Non è bastato infatti il tentativo del Partito Democratico di riavvolgere un nastro ormai consumato con l’ex-sindaco, in estate, attraverso l’elezione di quattro nuovi assessori – Marco Causi, Stefano Esposito, Marco Rossi Doria e Luigina di Liegro – dei quali tre hanno abbandonato l’incarico lasciando l’ex-sindaco praticamente solo. Ignazio Marino ha dunque avuto due possibili strade da percorrere: optare per le dimissioni oppure ottenere la sfiducia del Pd. Ma quali sono ora gli “steps” da compiere per eleggere il nuovo sindaco della Capitale?

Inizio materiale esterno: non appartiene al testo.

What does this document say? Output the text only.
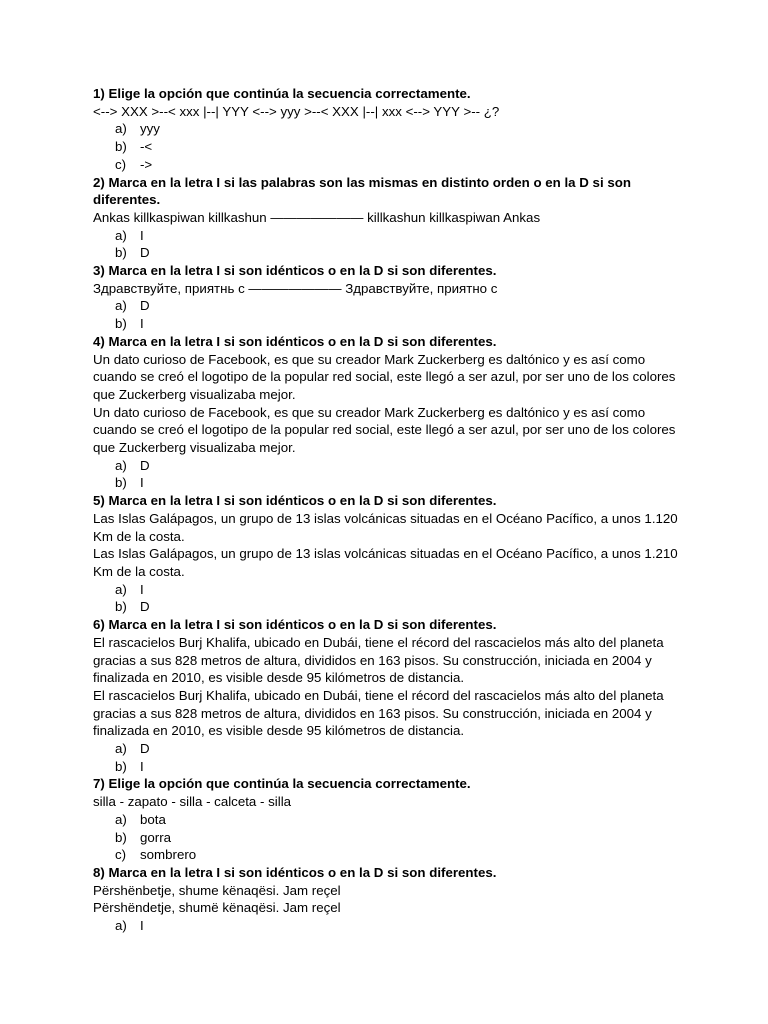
1) Elige la opción que continúa la secuencia correctamente.

<--> XXX >--< xxx |--| YYY <--> yyy >--< XXX |--| xxx <--> YYY >-- ¿?

a) yyy
b) -<
c)	->

2) Marca en la letra I si las palabras son las mismas en distinto orden o en la D si son diferentes.

Ankas killkaspiwan killkashun ——————— killkashun killkaspiwan Ankas

a) I
b) D

3) Marca en la letra I si son idénticos o en la D si son diferentes.

Здравствуйте, приятнь с ——————— Здравствуйте, приятно с

a) D
b) I

4) Marca en la letra I si son idénticos o en la D si son diferentes.

Un dato curioso de Facebook, es que su creador Mark Zuckerberg es daltónico y es así como cuando se creó el logotipo de la popular red social, este llegó a ser azul, por ser uno de los colores que Zuckerberg visualizaba mejor.

Un dato curioso de Facebook, es que su creador Mark Zuckerberg es daltónico y es así como cuando se creó el logotipo de la popular red social, este llegó a ser azul, por ser uno de los colores que Zuckerberg visualizaba mejor.

a) D
b) I

5) Marca en la letra I si son idénticos o en la D si son diferentes.

Las Islas Galápagos, un grupo de 13 islas volcánicas situadas en el Océano Pacífico, a unos 1.120 Km de la costa.

Las Islas Galápagos, un grupo de 13 islas volcánicas situadas en el Océano Pacífico, a unos 1.210 Km de la costa.

a) I
b) D

6) Marca en la letra I si son idénticos o en la D si son diferentes.

El rascacielos Burj Khalifa, ubicado en Dubái, tiene el récord del rascacielos más alto del planeta gracias a sus 828 metros de altura, divididos en 163 pisos. Su construcción, iniciada en 2004 y finalizada en 2010, es visible desde 95 kilómetros de distancia.

El rascacielos Burj Khalifa, ubicado en Dubái, tiene el récord del rascacielos más alto del planeta gracias a sus 828 metros de altura, divididos en 163 pisos. Su construcción, iniciada en 2004 y finalizada en 2010, es visible desde 95 kilómetros de distancia.

a) D
b) I

7) Elige la opción que continúa la secuencia correctamente.

silla - zapato - silla - calceta - silla

a) bota
b) gorra
c)	sombrero

8) Marca en la letra I si son idénticos o en la D si son diferentes.

Përshënbetje, shume kënaqësi. Jam reçel

Përshëndetje, shumë kënaqësi. Jam reçel

a) I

Sindaco, consiglio e giunta comunale avranno, durante i primi 20 giorni dall’annuncio delle dimissioni, esclusivamente poteri di ordinaria amministrazione della città. Trascorsi questi primi giorni, il sindaco sarà definitivamente sollevato dal suo incarico. Sarà dunque il prefetto di Roma Franco Gabrielli a prendere in mano le redini cittadine, nominando un commissario provvisorio, per un periodo limitato di 90 giorni, entro i quali occorrerà nominare un commissario straordinario, per una città che, a partire da dicembre, dovrà fronteggiare il Giubileo. Una condizione d’incertezza generale per la Capitale, che si protrarrà fino alla prossima primavera, quando avranno ufficialmente inizio le votazioni per il nuovo sindaco.

Stamattina, ai piedi del Campidoglio, molti manifestanti hanno mostrato e urlato con fermezza decine e decine di slogan, tra i quali: “Ho distrutto Roma” e “Marino #gameover“. Non sono mancati però anche i pro-Marino, i quali hanno affermato che il sindaco abbia dato uno scossone al sistema corruttivo e alla gestione della città nei confronti delle mafie.